伊藤監督とハテマロ会による復興支援上映会と映画製作活動


 2015年4月25日、ネパールを襲った巨大地震によって、同国は甚大な被害を受けました。
 伊藤監督も日本の支援者たちと共に救援・支援活動にあたり、 伊藤監督のネパール映画第1作『カタプタリ~風の村の伝説~』は、日本全国でチャリティー上映会を重ねました。
 またすでにネパールでは劇場公開されていた『カトマンズに散る花』も、ぜひ日本で公開できないかとの声の高まりを受け、 日本語字幕の作成が着手され、2016年4月25日のネパール大震災1周年にあわせた復興支援上映会が開催されました。
 日本在住のネパール人青年たちと 日本人の交流会である「ハテマロ会」はこうした上映会を支え、 その収益をハテマロ会が支援するカトマンズのバネパ村マハデヴ寺院の再建を含む、 震災被災地域の文化財の再建や被災者の方々に笑顔を届けるプロジェクトなどに供しました。


<倒壊前のカトマンズ・バネパのマハデヴ寺院>


<倒壊後のカトマンズ・バネパのマハデヴ寺院>
※ブルーシートのかかっている部分がかつて寺院のあった場所※



<被災地を見舞った伊藤監督を紹介する現地新聞>

 そして伊藤監督とガネス・マン・ラマは、ネパール大地震の被災地を見舞いながら、震災からの復興と絆をテーマに、新作をクランクインしました。監督にとってネパール映画第三弾となる『カトマンズの約束』です。


復興支援のための新たな映画『カトマンズの約束』クランクイン


 2015年4月25日、ネパールを襲った大地震は同国に甚大な被害をもたらしました。
 世界はこの小さくも美しい国に、ただちに救援の手を差し伸べることを躊躇しませんでした。 現地に急派された日本の国際緊急援助隊(JDR:Japan Disaster Relief Team)と、現地のネパール人との間にも、 新たな絆が生まれました。
 『カトマンズに散る花』のプロデューサー 兼 主演俳優のガネス・マン・ラマは日本語に堪能で、 日本隊の現地コーディネーターとして惜しみない協力を果たしました。
 5月12日、日本側の要請で立ち寄った地方の村で、ラマは最大余震に遭遇、 乗っていたジープが地滑りに巻き込まれ間一髪で脱出するという場面もありました。
 JDRの帰国に際し、ラマはネパールの民間人として唯一、日本隊から感謝メダルが授与されています。

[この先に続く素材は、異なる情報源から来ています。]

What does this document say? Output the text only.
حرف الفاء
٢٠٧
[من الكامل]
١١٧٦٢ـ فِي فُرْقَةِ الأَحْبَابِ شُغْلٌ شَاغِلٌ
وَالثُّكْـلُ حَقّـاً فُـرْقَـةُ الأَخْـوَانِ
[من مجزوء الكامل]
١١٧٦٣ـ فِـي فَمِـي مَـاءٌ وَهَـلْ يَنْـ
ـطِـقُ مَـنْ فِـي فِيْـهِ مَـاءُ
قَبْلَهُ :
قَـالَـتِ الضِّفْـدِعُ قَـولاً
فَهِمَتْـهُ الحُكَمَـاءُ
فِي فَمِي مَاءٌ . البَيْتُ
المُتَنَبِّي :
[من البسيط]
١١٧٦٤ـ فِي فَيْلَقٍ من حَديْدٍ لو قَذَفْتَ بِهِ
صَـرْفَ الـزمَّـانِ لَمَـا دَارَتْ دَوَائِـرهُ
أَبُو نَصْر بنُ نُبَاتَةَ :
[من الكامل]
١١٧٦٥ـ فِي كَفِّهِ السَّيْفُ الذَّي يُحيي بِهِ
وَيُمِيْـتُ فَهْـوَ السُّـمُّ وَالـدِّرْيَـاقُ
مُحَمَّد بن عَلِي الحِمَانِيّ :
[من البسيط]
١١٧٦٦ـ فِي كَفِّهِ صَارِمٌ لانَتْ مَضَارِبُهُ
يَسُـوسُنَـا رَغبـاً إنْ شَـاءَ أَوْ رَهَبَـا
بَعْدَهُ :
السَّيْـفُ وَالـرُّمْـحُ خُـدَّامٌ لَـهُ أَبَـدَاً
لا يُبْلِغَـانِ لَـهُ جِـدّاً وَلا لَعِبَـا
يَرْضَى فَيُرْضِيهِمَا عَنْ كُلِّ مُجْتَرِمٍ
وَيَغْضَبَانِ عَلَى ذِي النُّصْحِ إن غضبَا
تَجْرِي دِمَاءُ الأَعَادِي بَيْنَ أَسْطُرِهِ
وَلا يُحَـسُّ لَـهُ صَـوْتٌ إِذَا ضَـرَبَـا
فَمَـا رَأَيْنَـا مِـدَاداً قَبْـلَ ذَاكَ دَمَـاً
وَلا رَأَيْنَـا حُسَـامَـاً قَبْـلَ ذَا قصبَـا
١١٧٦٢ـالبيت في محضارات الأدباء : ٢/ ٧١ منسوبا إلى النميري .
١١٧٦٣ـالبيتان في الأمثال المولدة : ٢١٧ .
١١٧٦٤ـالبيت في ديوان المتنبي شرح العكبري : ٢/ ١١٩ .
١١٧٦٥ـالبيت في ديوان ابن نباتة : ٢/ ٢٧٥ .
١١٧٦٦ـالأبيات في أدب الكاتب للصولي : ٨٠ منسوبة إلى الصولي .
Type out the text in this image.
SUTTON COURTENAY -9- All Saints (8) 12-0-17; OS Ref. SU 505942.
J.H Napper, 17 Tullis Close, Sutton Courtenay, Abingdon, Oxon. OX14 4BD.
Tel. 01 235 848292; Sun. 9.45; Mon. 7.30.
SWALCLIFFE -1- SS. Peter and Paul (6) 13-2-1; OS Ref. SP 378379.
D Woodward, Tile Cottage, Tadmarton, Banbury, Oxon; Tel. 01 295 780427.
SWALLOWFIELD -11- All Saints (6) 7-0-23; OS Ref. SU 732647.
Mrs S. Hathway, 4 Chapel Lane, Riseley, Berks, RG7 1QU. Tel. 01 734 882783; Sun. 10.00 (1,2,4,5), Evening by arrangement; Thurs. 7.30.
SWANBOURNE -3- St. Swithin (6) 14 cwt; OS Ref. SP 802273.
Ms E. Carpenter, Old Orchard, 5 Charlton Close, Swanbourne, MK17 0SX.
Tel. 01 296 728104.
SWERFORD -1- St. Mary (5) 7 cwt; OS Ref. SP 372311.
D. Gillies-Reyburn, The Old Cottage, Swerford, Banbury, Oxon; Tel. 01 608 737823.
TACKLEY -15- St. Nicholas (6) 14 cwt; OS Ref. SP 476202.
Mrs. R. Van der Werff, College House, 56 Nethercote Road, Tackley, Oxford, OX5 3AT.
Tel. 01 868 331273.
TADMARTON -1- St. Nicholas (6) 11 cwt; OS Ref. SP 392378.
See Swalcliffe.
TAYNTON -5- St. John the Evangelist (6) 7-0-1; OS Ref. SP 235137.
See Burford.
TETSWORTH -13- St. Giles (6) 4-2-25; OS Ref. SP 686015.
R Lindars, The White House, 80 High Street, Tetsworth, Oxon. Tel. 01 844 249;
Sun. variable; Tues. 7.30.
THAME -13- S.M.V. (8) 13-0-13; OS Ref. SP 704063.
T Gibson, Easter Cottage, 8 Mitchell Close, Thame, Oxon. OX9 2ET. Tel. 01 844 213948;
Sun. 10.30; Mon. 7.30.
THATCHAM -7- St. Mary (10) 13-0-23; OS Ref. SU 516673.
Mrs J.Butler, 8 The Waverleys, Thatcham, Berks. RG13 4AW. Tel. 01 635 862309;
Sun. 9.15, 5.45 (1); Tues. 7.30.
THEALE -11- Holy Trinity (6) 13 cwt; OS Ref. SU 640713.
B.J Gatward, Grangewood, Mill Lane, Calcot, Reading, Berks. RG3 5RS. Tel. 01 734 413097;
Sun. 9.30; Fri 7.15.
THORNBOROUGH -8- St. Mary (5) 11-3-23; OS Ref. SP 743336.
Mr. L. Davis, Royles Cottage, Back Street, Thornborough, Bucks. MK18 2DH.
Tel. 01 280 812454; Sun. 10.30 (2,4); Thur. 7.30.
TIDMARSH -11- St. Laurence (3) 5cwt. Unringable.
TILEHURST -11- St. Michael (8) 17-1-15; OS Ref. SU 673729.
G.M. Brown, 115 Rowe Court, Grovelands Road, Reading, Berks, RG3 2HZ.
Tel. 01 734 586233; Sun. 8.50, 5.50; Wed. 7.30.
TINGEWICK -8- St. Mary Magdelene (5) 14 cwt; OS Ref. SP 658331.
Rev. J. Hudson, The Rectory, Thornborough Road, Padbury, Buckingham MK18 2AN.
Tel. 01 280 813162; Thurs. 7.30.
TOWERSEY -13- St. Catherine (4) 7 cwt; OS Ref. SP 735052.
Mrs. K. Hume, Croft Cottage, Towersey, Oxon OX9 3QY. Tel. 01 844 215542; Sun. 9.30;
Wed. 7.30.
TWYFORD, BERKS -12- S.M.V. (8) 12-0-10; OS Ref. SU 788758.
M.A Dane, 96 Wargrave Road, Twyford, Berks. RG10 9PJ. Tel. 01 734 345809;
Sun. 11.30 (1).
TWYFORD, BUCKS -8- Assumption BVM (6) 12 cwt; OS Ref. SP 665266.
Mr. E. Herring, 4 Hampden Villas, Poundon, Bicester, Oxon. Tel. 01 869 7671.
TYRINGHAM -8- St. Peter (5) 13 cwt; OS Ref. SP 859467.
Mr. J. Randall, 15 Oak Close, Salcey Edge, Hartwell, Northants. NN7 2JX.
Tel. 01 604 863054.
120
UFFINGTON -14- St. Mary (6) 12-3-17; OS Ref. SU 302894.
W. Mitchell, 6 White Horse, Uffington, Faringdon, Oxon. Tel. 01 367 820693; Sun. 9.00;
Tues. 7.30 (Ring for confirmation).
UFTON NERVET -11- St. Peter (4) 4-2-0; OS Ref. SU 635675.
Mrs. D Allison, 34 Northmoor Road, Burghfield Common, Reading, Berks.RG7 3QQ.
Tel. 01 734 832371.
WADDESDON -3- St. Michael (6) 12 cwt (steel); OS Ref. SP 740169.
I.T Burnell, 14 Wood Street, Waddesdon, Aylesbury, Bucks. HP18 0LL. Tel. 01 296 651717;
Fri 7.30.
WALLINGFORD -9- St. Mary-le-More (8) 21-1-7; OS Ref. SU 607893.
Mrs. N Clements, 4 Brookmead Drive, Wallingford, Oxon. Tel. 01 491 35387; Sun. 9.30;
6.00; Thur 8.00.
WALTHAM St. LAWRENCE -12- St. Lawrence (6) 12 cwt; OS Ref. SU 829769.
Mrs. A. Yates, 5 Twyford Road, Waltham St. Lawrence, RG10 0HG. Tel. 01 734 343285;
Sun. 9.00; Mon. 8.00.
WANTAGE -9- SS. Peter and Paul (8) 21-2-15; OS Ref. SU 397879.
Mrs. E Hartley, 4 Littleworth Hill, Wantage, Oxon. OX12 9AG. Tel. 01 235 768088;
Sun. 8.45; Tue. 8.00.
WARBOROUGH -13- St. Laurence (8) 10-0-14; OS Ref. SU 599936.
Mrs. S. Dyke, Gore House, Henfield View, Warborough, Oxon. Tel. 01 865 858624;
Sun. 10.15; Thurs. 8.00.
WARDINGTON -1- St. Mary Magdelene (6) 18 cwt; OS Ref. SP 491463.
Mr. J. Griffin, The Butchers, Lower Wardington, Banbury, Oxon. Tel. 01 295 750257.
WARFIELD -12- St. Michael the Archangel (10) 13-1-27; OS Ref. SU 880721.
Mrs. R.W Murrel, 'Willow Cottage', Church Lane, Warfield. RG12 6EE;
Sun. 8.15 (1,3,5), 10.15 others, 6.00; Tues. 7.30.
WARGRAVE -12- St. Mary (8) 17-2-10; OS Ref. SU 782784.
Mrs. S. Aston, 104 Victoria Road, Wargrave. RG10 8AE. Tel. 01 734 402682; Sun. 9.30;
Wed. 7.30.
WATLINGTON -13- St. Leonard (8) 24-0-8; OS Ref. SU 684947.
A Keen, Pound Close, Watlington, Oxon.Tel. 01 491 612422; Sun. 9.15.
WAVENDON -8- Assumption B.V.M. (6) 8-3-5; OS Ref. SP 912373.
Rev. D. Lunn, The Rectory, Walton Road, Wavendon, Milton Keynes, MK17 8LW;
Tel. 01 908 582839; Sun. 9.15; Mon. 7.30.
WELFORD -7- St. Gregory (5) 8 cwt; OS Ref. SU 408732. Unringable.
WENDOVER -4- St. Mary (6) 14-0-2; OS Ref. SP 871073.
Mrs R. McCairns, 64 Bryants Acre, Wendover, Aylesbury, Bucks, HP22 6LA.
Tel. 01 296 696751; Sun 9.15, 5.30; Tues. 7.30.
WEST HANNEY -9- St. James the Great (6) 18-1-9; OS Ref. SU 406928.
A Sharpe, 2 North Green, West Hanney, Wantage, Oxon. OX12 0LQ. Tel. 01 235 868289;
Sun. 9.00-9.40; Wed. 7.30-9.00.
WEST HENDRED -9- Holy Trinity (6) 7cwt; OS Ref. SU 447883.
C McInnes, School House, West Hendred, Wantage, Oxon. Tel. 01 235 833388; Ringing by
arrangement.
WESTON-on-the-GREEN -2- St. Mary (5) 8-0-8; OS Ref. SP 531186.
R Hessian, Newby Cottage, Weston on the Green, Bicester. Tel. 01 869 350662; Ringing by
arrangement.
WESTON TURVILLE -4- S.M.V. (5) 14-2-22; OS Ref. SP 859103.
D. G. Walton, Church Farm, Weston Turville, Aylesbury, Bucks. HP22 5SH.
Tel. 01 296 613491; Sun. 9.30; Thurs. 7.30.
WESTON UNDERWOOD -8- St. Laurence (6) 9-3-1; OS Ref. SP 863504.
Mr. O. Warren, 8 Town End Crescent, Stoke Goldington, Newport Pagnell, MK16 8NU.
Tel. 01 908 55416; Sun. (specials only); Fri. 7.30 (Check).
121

 伊藤監督は、2015年8月、自身の映画のロケ地となった町を見舞いながら、 ラマと一緒に震災後の姿をカメラに収めて歩きました。
 二人はこの惨事を記録しつつ、 この瓦礫を踏みしめながらも未来に向かって歩んでいこうとする人々のドラマを遺すことには意味があるはずだと考え、 ラマ自身の体験も踏まえて震災を通じて生まれた人々の絆のエピソードを映画化し、 いまにしか撮ることのできないドラマとして残すことで、ネパールの震災復興支援を世界に訴えていこうと考えたのです。
 シナリオも完成していない9月、監督はJDR隊員役の日本人俳優らとともに現地を再訪、 カトマンズの瓦礫の上でドラマ製作を続行しました。
 『カトマンズの約束』は、 第1作『カタプタリ~風の村の伝説~』の続編にあたります。
 『カタプタリ』で、カトマンズの歴史的建造物の保存・啓蒙活動にあたってきた主人公・ラメス(ガネス・マン・ラマ)と、 JDRの副隊長・北沢(早田友一)との間に生まれる友情を軸に、日本とネパール両国の文化に共通する底流にも目を向けながら、 人間の絆を訴えかける感動の超大作が完成したのです。